When a query is received, the model decides whether it’s a question about me or a question about my bookmarks. If it’s a question about my bookmarks, it uses a “tool” instead of responding.

const relevantContext = `Here's what you know about the human: ${JSON.stringify(bio)}\n`;
const systemMessage = {
  role: "system",
  content: `${SYSTEM_PROMPT}\n
  ${relevantContext}\n
  Use this information to answer questions about the human accurately.
  If a user requests to be logged in, use the login tool to do this and the logout tool to logout users.
  If a user asks questions about saved links, websites, or bookmarked content use the searchBookmarks tool to handle this.
  If asked about something not in this data, politely state that you don't have that information.`,
};

concierge now has three tools:

login: authenticates the user
logout: removes the user’s authentication
searchBookmarks: queries the vector store Here’s what that last one looks like:

const searchBookmarksTool = tool(
  async ({ query }: { query: string }) => {
    if (!user) {
      return "This user is not authorized to query bookmarks";
    }
    if (!bookmarksVectorStore) {
      return "Bookmarks data not found";
    }
    const bookmarksDocsWithScores =
      await bookmarksVectorStore.similaritySearchWithScore(query, 2);
    return bookmarksDocsWithScores
      .filter(([_, score]) => score > 0.7)
      .map(([doc, _]) => `${doc.pageContent}`);
  },
  {
    name: "searchBookmarks",
    description:
      "This tool handles questions about saved links, websites, or bookmarked content.",
    schema: z.object({
      query: z.string().describe("The query to use in your search."),
    }),
  },
);

Search Logic

The current search logic filters for bookmarks based on their similarity to the query.

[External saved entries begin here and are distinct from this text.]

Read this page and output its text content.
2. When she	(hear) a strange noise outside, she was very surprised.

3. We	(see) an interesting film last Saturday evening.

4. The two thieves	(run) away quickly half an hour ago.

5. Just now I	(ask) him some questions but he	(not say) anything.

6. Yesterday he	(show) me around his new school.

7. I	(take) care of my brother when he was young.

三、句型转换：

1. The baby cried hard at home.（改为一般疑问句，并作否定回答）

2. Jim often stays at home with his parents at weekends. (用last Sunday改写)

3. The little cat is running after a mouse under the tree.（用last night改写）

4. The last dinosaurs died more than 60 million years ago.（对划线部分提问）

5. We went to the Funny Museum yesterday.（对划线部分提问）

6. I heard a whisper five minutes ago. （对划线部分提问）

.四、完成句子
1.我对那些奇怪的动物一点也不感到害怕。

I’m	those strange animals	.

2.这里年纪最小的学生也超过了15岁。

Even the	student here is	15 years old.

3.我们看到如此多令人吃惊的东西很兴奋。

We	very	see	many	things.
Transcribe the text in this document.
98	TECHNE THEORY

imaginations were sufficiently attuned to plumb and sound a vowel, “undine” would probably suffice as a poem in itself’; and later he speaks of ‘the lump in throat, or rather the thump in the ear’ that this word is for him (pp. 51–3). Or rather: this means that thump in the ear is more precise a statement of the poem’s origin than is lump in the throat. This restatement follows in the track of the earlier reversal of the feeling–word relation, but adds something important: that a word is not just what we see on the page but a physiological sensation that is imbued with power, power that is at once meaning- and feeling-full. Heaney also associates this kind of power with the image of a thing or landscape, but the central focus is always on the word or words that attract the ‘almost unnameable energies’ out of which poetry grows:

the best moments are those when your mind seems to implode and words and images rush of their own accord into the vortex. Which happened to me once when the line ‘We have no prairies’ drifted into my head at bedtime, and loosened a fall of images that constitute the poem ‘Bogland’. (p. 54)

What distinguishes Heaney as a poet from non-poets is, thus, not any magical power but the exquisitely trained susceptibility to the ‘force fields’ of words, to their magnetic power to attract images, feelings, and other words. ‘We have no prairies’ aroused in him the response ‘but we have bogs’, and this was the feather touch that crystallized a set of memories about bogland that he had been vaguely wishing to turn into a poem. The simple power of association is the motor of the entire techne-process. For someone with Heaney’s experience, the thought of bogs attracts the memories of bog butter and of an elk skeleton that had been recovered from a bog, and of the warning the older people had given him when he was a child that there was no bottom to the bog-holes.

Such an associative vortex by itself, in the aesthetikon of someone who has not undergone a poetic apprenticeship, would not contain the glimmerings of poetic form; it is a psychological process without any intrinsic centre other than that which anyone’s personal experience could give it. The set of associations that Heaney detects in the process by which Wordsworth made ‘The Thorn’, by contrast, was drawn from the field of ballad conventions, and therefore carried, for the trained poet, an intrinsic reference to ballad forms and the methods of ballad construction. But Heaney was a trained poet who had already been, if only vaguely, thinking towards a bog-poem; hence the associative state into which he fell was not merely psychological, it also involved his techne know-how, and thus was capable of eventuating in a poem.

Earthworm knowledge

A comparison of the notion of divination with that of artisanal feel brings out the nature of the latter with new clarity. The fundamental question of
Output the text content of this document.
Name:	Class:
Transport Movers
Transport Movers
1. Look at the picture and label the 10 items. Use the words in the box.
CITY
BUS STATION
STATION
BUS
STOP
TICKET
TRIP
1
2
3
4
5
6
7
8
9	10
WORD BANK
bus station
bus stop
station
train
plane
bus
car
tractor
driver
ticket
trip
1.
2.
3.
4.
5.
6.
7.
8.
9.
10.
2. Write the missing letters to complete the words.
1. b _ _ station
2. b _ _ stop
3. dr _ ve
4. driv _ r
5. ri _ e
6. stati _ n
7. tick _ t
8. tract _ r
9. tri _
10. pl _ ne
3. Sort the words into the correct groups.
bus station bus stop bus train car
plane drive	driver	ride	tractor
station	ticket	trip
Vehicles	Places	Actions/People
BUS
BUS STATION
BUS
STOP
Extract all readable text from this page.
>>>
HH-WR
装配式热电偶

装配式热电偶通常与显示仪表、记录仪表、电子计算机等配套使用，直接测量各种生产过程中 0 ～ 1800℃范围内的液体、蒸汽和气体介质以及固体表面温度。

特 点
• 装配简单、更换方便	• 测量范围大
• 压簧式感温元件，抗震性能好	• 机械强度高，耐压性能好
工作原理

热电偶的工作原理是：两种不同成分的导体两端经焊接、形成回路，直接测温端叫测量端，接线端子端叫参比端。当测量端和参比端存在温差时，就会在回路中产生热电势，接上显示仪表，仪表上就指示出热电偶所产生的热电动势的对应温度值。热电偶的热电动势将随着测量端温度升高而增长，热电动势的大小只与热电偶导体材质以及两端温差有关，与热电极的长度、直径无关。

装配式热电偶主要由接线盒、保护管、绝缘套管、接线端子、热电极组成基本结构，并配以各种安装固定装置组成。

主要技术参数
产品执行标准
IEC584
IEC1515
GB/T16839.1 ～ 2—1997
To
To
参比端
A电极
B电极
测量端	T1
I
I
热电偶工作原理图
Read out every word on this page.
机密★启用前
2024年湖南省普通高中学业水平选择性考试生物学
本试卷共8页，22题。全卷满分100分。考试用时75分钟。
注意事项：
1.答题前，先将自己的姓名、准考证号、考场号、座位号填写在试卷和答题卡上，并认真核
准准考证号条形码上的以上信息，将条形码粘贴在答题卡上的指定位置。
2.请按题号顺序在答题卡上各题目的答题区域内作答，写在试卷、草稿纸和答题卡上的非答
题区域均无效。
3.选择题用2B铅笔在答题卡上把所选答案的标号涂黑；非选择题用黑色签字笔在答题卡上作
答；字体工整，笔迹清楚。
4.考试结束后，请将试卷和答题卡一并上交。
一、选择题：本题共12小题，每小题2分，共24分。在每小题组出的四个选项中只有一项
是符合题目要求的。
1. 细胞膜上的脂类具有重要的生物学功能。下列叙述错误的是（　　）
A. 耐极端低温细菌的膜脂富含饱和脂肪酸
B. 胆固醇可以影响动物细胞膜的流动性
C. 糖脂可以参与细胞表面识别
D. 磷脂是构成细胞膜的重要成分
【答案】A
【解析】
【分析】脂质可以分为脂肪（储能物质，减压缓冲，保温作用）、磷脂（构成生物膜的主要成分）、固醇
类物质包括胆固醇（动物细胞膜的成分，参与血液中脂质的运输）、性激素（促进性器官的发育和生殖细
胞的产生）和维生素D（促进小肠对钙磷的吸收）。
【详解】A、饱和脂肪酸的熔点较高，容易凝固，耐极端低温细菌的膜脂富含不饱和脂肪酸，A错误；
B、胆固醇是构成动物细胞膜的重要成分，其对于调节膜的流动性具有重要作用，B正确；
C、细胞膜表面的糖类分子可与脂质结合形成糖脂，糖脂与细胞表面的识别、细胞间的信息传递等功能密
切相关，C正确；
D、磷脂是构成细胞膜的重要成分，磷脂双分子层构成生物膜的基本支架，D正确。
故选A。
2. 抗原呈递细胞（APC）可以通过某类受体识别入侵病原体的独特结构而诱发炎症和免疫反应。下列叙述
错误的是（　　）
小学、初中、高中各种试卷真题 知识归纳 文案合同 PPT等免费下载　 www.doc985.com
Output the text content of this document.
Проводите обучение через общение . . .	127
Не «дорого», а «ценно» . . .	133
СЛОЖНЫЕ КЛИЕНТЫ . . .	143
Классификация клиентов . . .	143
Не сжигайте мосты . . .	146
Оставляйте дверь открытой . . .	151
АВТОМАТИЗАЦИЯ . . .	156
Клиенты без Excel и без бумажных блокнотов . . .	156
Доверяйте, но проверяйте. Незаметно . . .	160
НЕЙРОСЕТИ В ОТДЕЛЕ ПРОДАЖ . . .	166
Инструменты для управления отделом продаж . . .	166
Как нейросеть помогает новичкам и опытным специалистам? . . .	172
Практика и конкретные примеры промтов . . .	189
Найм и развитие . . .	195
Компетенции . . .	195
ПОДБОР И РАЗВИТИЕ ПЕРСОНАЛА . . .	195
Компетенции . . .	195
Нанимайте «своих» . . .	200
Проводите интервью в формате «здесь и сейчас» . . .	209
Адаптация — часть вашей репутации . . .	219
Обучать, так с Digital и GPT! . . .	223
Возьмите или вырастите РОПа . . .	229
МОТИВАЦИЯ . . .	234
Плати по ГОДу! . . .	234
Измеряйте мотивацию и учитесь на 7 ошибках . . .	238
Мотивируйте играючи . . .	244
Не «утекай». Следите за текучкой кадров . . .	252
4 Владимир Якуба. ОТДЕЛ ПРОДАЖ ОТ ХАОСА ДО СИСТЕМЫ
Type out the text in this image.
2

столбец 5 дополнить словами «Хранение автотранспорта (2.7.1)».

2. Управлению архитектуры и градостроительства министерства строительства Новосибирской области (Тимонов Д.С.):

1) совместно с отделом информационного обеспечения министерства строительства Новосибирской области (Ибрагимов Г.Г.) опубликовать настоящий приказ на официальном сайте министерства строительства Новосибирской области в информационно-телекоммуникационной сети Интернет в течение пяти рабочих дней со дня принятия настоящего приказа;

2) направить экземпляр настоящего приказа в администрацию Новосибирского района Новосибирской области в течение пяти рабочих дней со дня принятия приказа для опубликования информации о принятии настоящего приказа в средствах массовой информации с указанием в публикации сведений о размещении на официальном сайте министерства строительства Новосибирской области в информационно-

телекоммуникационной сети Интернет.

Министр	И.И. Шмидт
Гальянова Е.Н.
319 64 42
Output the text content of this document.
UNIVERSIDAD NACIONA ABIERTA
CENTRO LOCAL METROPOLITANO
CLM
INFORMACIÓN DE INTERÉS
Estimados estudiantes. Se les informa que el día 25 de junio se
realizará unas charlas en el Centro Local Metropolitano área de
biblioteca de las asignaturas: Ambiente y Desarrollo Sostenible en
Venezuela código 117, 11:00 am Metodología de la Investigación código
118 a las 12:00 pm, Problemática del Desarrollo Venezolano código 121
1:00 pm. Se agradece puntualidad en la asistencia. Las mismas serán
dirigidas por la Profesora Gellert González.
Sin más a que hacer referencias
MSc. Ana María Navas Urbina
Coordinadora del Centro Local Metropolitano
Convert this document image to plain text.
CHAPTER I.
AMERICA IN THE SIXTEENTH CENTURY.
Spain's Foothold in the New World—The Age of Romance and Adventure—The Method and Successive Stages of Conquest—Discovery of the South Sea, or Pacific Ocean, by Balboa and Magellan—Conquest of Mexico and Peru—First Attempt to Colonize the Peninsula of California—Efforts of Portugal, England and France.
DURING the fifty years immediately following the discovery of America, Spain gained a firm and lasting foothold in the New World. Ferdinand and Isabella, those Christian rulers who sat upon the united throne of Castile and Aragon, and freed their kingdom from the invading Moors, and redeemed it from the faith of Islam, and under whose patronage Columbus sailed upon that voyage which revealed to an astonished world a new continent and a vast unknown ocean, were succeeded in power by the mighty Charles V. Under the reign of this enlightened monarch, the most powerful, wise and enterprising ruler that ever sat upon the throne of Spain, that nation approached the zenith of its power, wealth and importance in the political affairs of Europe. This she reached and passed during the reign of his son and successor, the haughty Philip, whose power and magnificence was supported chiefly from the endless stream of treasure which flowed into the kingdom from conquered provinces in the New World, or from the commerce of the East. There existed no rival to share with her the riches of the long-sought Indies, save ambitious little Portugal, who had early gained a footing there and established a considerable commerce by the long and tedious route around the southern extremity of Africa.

This only works for specific types of request.

For example, if I ask a general question like “what are my bookmarks about?” or “how many graphic design bookmarks do you have?”, the agent will return a silly result. But if I ask a specific question like “Please share the bookmark about X?”, it answers correctly.

I’ve explored different ways to solve this problem, including switching to a structured search for certain queries. But back to Principle 3, I think it’s best to rely on a database service that’s already optimised for this.

I’ve learnt a lot about data storage and LLM tools from building this. Sets the foundation for other agent capabilities.

My next challenge is to get the agent to order food for me. The agent will check the restaurant’s menu, message them, and pay.